The final stage of decomposition is generally a dark black colour such as the colour of fresh soil, worm castings, biochar and charcoal, blackstrap molasses and humic acids. Many nutrient companies who offer a soil and a nutrient line will generally use a molasses based product as a supplement to the soil. It is the high sugar content that the soil microbiology require along with high amounts of oxygen in order to multiply and expand, enhancing the symbiosis between the living soil web and the root hairs.

The Link Between Beneficial Bacteria, Compost and Organic Teas

Extracting the essential elements from organic matter has been practised for thousands of years, ranging from basic cold water extracts, fermentation and most recently aerated compost tea.

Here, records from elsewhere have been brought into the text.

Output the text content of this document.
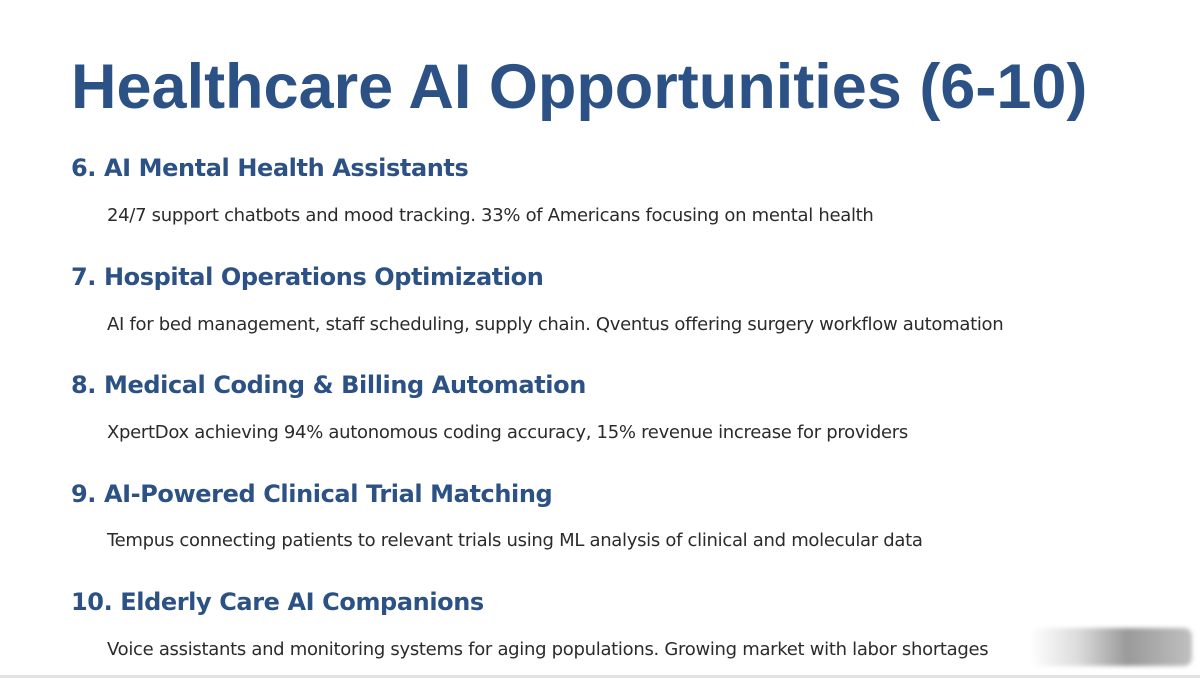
Healthcare AI Opportunities (6-10)
6. AI Mental Health Assistants

24/7 support chatbots and mood tracking. 33% of Americans focusing on mental health

7. Hospital Operations Optimization

AI for bed management, staff scheduling, supply chain. Qventus offering surgery workflow automation

8. Medical Coding & Billing Automation

XpertDox achieving 94% autonomous coding accuracy, 15% revenue increase for providers

9. AI-Powered Clinical Trial Matching

Tempus connecting patients to relevant trials using ML analysis of clinical and molecular data

10. Elderly Care AI Companions

Voice assistants and monitoring systems for aging populations. Growing market with labor shortages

As organic farmers who work in a chemical free environment, all organic matter that is used in the garden will either be in liquid form or as a hard food.

The principal behind aerated a tea is two reasons, to extract the primary nutrients and trace elements, and the other is to enhance the microbial count from millions into billions within the space of 24 hours. Beneficial bacteria only require a brewing process of 1-2 hours before multiplying with the dissolved oxygen that is present in the water source thanks to the air pump being used, while it is the fungi that actually require the full 24 hours in order to benefit from their aerobic nature and again multiply from millions to billions.

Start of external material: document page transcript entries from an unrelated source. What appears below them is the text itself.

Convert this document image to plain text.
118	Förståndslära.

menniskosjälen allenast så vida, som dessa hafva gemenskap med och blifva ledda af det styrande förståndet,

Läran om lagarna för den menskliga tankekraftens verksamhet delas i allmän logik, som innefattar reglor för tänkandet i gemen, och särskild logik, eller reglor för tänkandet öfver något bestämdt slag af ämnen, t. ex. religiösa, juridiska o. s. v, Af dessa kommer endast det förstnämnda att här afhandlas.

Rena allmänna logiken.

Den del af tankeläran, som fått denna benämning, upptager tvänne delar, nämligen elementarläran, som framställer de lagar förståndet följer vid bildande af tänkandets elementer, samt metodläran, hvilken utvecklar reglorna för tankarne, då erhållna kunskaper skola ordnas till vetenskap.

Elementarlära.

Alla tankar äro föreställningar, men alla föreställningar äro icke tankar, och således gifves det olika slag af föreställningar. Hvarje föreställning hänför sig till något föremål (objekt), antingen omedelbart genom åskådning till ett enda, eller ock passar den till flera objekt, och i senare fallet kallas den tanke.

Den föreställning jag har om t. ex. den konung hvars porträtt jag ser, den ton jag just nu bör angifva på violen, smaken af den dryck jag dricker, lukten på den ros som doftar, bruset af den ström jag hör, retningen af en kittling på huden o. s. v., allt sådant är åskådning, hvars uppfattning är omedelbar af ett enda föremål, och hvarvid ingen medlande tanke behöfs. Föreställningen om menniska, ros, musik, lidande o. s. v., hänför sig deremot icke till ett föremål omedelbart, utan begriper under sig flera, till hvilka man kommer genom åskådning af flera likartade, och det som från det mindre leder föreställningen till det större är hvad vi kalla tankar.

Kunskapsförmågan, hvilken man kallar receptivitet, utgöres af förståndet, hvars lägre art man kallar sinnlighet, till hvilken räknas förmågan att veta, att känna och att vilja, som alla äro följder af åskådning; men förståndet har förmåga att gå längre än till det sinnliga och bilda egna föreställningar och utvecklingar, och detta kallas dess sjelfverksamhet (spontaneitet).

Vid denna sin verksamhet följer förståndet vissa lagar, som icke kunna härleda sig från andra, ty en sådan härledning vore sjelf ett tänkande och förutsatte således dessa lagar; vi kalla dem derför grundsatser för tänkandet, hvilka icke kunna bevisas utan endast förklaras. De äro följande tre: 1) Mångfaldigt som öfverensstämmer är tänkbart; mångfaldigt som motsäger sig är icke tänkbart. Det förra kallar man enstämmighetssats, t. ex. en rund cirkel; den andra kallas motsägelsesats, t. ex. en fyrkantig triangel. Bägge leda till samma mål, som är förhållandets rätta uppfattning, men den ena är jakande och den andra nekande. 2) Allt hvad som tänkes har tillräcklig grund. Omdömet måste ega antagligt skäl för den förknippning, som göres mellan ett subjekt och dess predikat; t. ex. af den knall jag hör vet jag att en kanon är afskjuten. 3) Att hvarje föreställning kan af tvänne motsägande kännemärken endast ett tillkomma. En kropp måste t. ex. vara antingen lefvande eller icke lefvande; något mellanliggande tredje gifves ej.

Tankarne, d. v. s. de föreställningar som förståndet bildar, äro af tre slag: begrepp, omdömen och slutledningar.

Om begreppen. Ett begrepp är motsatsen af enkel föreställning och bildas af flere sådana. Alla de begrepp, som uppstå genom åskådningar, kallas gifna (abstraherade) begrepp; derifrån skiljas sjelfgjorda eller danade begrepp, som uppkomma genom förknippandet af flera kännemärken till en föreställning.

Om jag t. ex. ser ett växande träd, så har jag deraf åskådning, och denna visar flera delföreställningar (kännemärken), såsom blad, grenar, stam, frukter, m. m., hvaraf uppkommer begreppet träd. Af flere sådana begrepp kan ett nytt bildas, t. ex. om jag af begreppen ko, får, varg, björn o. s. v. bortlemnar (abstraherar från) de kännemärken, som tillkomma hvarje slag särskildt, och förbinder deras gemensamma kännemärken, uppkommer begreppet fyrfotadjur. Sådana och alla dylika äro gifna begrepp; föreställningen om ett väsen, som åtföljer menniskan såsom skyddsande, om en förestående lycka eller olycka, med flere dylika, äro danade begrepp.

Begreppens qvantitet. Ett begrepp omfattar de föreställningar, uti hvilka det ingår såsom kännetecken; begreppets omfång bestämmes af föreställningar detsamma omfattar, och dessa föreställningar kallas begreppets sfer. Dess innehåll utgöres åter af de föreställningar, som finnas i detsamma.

What is brilliant about making an aerated tea with our PK Booster Compost Tea is to watch each stage of the science working in front of your own eyes. You need clean distilled water, microbe spores from, ORGATREX and an Air Pump. Successfully brewed tea will reveal a foam like substance floating on the surface within a day later, indicating that the bacteria and fungi are in fact alive and metabolising well in the solution. The special selected ingredients inside our PK Booster Compost Tea contains bat guano, kelp and Phosphorus releasing bacteria and Potassium mobilising bacteria ensuring your plants receive a full spectrum of beneficial supplements during flowering.

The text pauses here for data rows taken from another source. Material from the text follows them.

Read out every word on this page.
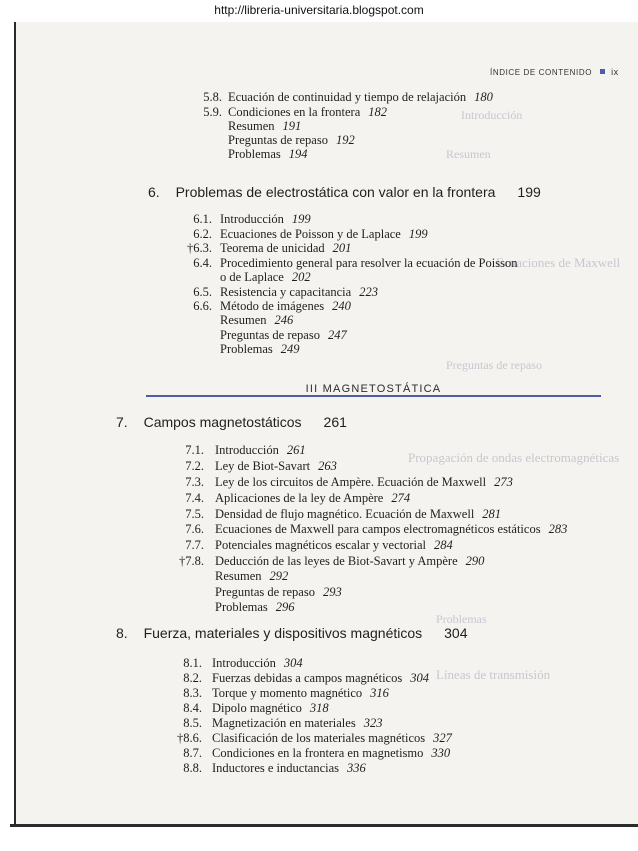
http://libreria-universitaria.blogspot.com
Introducción
Resumen
Ecuaciones de Maxwell
Preguntas de repaso
Propagación de ondas electromagnéticas
Problemas
Líneas de transmisión
ÍNDICE DE CONTENIDO ix
5.8. Ecuación de continuidad y tiempo de relajación 180
5.9. Condiciones en la frontera 182
Resumen 191
Preguntas de repaso 192
Problemas 194
6. Problemas de electrostática con valor en la frontera 199
6.1. Introducción 199
6.2. Ecuaciones de Poisson y de Laplace 199
†6.3. Teorema de unicidad 201
6.4. Procedimiento general para resolver la ecuación de Poisson
o de Laplace 202
6.5. Resistencia y capacitancia 223
6.6. Método de imágenes 240
Resumen 246
Preguntas de repaso 247
Problemas 249
III MAGNETOSTÁTICA
7. Campos magnetostáticos 261
7.1. Introducción 261
7.2. Ley de Biot-Savart 263
7.3. Ley de los circuitos de Ampère. Ecuación de Maxwell 273
7.4. Aplicaciones de la ley de Ampère 274
7.5. Densidad de flujo magnético. Ecuación de Maxwell 281
7.6. Ecuaciones de Maxwell para campos electromagnéticos estáticos 283
7.7. Potenciales magnéticos escalar y vectorial 284
†7.8. Deducción de las leyes de Biot-Savart y Ampère 290
Resumen 292
Preguntas de repaso 293
Problemas 296
8. Fuerza, materiales y dispositivos magnéticos 304
8.1. Introducción 304
8.2. Fuerzas debidas a campos magnéticos 304
8.3. Torque y momento magnético 316
8.4. Dipolo magnético 318
8.5. Magnetización en materiales 323
†8.6. Clasificación de los materiales magnéticos 327
8.7. Condiciones en la frontera en magnetismo 330
8.8. Inductores e inductancias 336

BioTabs Organic Growing with Beneficial Bacteria, Use with BACTREX, MYCOTREX, ORGATREX & PK Booster Compost Tea that contains bat guano, kelp & Phosphorus

How Worms Play A Role In Composting

As a lover of worm castings and always using in my soil blends and organic teas, worms are the soil’s cleaners and will eat their way through the soil, and excrete back into the soil. The castings will be extremely rich in beneficial bacteria as well as in primary nutrients Nitrogen, Phosphorus and Potassium, including trace elements and micronutrients that plants need for every part of their life cycle. This is one reason why finding an abundance of worms living in the soil is a very good sign of life. Not only will worms aerate the growing medium as they pass through, they will also provide minerals back to the food web permanently.

The Benefits Of Composting

  • Compost is particularly high in Magnesium making it an excellent amendment for plants that are deficient in Calcium and Magnesium.
  • Provides a consistent nutrient rich, buffer friendly, growing medium that can be used to supplement any depleted soil or farm lands with beneficial bacteria.
  • An excellent way to recycle in the comfort of your own home. Compost piles and worm bins can be a great dumping ground for unwanted organic matter such as food or garden waste.
  • O.G Kush is strain that is well known for being Magnesium hungry, meaning adding compost to the growing medium will help reduce deficiencies with this variety of Cannabis.
  • The longer the time frame of the compost pile will determine the final quality. A good tip is to use this years compost pile for next years crop.